Может помочь "Explode", а затем "pivot", пожалуйста, проверьте "result" в выводе:
val data = List(
(1, "A", 160, "Chess"), (1, "B", 100, "Hockey"), (1, "C", 1200, "Football"), (1, "D", 900, "Cricket"),
(2, "E", 700, "Cricket"), (2, "F", 1000, "Chess"),
(3, "G", 1900, "Basketball"), (3, "I", 1000, "Cricket"), (3, "H", 9000, "Football")
)
val unstructured = data.toDF("id", "Team", "Amount", "Game")
unstructured.show(false)
val original = unstructured.groupBy("id").agg(collect_list(struct($"Team", $"Amount", $"Game")).alias("Games"))
println("--- Original ----")
original.printSchema()
original.show(false)
val exploded = original.withColumn("Games", explode($"Games")).select("id", "Games.*")
println("--- Exploded ----")
exploded.show(false)
println("--- Result ----")
exploded.groupBy("id").pivot("Game").agg(max($"Amount").alias("Amount"), max("Team").alias("Team")).orderBy("id").show(false)
Вывод:
+---+----+------+----------+
|id |Team|Amount|Game |
+---+----+------+----------+
|1 |A |160 |Chess |
|1 |B |100 |Hockey |
|1 |C |1200 |Football |
|1 |D |900 |Cricket |
|2 |E |700 |Cricket |
|2 |F |1000 |Chess |
|3 |G |1900 |Basketball|
|3 |I |1000 |Cricket |
|3 |H |9000 |Football |
+---+----+------+----------+
--- Original ----
root
|-- id: integer (nullable = false)
|-- Games: array (nullable = true)
| |-- element: struct (containsNull = true)

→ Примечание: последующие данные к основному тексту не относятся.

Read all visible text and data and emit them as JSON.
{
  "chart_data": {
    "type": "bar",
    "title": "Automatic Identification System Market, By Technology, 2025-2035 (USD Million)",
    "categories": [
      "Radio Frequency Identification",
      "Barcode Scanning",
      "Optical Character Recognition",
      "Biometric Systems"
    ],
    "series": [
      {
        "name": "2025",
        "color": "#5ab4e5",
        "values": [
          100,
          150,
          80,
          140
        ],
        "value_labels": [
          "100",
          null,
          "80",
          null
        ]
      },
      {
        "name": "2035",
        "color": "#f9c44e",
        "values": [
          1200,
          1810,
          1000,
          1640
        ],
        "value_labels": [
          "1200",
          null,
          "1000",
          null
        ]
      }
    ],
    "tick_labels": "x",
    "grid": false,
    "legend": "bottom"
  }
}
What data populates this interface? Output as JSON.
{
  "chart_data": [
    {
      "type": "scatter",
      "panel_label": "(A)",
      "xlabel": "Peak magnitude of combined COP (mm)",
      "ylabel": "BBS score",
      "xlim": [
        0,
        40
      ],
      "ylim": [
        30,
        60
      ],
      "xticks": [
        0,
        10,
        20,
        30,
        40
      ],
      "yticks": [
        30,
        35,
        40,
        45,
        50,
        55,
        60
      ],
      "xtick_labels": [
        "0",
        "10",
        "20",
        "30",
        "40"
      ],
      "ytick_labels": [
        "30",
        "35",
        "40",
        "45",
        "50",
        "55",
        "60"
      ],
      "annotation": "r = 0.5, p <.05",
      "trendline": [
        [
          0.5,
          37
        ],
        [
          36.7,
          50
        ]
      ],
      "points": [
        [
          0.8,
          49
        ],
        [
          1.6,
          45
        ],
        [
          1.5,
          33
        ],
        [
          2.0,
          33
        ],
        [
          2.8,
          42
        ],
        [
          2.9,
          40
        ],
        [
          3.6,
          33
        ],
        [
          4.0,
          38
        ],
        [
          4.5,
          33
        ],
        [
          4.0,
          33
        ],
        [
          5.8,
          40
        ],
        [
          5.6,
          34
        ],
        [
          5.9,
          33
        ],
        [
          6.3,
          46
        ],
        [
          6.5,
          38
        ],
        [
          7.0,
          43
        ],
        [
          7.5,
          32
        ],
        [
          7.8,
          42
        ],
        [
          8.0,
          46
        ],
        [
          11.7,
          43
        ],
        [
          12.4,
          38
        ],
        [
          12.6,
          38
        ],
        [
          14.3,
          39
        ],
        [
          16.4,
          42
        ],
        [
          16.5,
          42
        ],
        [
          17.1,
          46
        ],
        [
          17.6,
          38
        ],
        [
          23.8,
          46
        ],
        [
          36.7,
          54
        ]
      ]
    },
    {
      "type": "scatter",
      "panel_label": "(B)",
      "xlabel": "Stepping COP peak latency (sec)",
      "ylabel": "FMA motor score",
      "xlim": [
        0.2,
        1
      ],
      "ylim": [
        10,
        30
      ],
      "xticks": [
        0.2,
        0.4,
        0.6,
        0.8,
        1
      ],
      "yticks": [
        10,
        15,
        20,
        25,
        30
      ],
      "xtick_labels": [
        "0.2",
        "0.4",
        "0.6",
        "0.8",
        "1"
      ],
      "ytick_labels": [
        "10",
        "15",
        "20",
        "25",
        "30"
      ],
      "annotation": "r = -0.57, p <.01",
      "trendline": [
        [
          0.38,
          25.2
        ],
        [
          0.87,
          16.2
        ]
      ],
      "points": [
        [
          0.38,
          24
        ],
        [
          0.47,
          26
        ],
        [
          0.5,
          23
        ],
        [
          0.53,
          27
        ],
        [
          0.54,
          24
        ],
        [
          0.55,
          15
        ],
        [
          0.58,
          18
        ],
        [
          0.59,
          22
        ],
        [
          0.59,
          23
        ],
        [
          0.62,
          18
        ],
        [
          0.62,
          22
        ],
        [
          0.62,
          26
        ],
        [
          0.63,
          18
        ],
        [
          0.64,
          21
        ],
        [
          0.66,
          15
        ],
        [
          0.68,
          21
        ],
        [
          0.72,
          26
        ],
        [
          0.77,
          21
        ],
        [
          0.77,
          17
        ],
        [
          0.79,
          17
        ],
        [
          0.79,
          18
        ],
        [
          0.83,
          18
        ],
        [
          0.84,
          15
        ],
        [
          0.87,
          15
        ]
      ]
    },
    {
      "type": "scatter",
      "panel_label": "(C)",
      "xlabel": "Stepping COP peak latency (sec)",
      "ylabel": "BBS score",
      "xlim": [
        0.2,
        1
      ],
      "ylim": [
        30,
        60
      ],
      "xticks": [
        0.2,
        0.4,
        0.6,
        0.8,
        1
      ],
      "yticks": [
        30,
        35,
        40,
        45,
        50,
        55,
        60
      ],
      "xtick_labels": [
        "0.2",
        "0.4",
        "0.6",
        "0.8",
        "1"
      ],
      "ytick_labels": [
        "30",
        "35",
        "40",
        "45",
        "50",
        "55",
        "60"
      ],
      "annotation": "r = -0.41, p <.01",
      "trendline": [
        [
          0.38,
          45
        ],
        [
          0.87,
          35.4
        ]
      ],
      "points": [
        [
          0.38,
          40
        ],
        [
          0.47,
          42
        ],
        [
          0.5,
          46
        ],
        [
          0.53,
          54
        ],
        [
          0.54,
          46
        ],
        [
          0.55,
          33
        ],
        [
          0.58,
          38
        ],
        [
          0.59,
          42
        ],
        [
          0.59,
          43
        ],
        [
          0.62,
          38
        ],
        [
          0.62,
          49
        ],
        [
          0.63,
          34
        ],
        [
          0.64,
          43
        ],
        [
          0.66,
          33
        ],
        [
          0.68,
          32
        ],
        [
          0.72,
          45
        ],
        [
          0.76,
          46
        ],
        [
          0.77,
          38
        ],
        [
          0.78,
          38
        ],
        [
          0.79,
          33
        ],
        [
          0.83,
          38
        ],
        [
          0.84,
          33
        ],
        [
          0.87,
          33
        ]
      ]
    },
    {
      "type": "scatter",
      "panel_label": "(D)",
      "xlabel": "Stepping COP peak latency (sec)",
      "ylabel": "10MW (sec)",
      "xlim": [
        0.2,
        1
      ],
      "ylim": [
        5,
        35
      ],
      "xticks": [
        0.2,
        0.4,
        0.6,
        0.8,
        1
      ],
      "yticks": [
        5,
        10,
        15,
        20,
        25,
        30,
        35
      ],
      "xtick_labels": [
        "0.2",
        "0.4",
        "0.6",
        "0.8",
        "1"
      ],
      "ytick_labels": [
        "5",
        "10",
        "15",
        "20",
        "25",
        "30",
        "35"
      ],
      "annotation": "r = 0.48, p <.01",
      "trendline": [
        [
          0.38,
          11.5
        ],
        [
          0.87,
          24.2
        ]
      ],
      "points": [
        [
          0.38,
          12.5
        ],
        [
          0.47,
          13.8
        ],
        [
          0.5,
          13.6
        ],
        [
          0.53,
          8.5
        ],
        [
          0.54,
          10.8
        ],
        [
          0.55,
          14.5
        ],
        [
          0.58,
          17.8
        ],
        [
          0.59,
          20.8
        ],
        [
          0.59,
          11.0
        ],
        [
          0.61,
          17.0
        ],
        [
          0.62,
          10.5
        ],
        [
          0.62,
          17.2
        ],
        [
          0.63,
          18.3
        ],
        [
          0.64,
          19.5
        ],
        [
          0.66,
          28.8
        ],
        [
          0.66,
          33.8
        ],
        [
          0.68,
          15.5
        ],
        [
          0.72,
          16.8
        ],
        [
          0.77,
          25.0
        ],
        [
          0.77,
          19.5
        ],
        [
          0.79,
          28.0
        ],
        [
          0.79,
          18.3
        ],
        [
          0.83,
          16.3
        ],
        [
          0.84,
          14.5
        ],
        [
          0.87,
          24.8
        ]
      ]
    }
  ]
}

| | |-- Team: string (nullable = true)
| | |-- Amount: integer (nullable = false)
| | |-- Game: string (nullable = true)
+---+-------------------------------------------------------------------+
|id |Games |
+---+-------------------------------------------------------------------+
|3 |[[G,1900,Basketball], [I,1000,Cricket], [H,9000,Football]] |
|1 |[[A,160,Chess], [B,100,Hockey], [C,1200,Football], [D,900,Cricket]]|
|2 |[[E,700,Cricket], [F,1000,Chess]] |
+---+-------------------------------------------------------------------+
--- Exploded ----
+---+----+------+----------+
|id |Team|Amount|Game |
+---+----+------+----------+
|3 |G |1900 |Basketball|
|3 |I |1000 |Cricket |
|3 |H |9000 |Football |
|1 |A |160 |Chess |
|1 |B |100 |Hockey |
|1 |C |1200 |Football |
|1 |D |900 |Cricket |
|2 |E |700 |Cricket |
|2 |F |1000 |Chess |
+---+----+------+----------+
--- Result ----
+---+-----------------+---------------+------------+----------+--------------+------------+---------------+-------------+-------------+-----------+
|id |Basketball_Amount|Basketball_Team|Chess_Amount|Chess_Team|Cricket_Amount|Cricket_Team|Football_Amount|Football_Team|Hockey_Amount|Hockey_Team|
+---+-----------------+---------------+------------+----------+--------------+------------+---------------+-------------+-------------+-----------+
|1 |null |null |160 |A |900 |D |1200 |C |100 |B |
|2 |null |null |1000 |F |700 |E |null |null |null |null |
|3 |1900 |G |null |null |1000 |I |9000 |H |null |null |
+---+-----------------+---------------+------------+----------+--------------+------------+---------------+-------------+-------------+-----------+